I wanted to be a graphic designer my whole life. I just didn’t know it.
My mom recognized my artistic vein early on, and encouraged it however she could. She signed me up for fifth grade Art Club. She found a friend to give me drawing lessons. Every time my artist aunt visited, mom made sure we had time to draw together.
Lucky for me, mom was an elementary teacher. She would sometimes hand me markers and posterboard and ask me to make posters for a lesson. I will never forget the summer she served as youth music teacher for church camp. I got to put all the song lyrics on posters and embellish them with illustrations! In high school, my favorite part of cheerleading was making posters each week to support upcoming games. The ironic thing is, I never took art classes in high school. Drawing pictures did not capture as much of my attention. Imagery with type and a message was the thrill I sought.

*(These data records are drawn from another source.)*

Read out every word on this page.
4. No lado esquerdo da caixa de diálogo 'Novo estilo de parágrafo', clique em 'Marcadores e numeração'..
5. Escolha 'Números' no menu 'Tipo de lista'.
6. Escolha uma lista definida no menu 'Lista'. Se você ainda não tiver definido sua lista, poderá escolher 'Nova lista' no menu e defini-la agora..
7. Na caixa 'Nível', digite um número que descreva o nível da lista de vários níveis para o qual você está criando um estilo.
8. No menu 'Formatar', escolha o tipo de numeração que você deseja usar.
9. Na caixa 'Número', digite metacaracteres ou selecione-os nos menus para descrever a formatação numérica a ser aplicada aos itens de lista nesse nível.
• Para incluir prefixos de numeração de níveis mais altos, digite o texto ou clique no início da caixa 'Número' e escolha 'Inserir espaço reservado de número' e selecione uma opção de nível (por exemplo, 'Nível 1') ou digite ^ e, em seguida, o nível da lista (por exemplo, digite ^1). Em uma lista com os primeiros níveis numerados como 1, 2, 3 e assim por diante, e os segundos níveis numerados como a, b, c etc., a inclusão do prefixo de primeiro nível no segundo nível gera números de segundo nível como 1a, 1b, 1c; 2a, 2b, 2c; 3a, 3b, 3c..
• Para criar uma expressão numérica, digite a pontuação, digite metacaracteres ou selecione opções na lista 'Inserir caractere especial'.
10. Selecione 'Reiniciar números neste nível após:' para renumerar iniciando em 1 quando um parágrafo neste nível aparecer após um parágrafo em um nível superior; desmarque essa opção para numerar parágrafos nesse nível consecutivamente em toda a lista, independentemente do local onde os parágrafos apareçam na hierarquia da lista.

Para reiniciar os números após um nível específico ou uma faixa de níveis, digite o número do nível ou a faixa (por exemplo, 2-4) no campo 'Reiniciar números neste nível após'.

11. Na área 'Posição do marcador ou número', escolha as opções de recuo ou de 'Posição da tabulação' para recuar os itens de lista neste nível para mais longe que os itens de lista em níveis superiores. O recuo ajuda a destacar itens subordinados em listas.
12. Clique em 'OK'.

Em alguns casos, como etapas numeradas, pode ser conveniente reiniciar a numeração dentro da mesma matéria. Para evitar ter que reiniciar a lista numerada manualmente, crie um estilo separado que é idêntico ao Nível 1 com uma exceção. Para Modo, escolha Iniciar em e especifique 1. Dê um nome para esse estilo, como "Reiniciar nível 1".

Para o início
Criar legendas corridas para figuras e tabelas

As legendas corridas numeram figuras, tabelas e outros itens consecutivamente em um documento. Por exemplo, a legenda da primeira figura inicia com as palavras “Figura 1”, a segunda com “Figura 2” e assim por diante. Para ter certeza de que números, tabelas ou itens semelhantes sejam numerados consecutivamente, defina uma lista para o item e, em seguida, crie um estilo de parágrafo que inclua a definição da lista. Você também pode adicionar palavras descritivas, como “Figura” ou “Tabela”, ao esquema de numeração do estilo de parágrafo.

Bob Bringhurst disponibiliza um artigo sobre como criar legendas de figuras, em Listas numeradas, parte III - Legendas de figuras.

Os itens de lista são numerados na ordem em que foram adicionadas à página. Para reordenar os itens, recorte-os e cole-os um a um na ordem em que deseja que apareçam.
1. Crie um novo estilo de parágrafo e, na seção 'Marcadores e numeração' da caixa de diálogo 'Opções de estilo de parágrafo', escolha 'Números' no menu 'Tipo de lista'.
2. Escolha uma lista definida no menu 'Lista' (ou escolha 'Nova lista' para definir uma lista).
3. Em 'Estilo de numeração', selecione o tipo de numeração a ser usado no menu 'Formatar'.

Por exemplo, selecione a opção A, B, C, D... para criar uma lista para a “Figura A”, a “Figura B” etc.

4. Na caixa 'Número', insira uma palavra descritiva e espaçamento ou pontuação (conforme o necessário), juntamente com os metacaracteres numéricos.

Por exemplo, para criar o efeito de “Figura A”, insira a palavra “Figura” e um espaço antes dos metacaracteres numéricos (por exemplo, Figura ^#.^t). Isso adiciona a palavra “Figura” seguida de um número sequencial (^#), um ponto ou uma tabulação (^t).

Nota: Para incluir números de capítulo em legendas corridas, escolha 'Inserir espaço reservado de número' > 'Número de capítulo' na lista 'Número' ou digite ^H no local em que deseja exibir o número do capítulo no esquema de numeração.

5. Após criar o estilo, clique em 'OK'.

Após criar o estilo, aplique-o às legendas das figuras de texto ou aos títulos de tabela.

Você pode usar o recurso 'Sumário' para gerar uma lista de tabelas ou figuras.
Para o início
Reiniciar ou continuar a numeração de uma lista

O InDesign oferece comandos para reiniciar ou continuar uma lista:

Growing up in a small, rural area, my counselor was ill-equipped to craft my career. I was on a college-prep track, which was fine. I planned to go to college, but had trouble deciding on a major. When I told my counselor I wanted to make posters for a living, she said, “A commercial artist?! No, you’re too smart for that. You need to be a doctor or a lawyer.” Thanks, but no thank you.
When I started college, I was on a mission to find my career, to learn what it was called and how to achieve it. After many visits to the campus career center, I found an index card entitled “Computer Graphic Designer”. It sang to me.
So what the heck is a graphic designer? The role is so immersed in our culture that most people don't realize it exists. Everything you see that has words and imagery—billboards, ads, websites, stationery, greeting cards, signage, street banners, clothing, invitations, product packaging, etc.—was created by a graphic designer. While we use computer programs to layout the art, most of our ideas start as sketches first. Some of us specialize in web media, some in print materials, and some in motion graphics (think opening movie credits). We supply the digital art files. It’s a vast, long-established, evolving field.
Still, when I told my friends and family I was going to be a graphic designer, I got mixed reactions, and had a lot of explaining to do. Most every time I tell someone what I do for a living, I get a blank stare in response, and quickly launch into my explanation.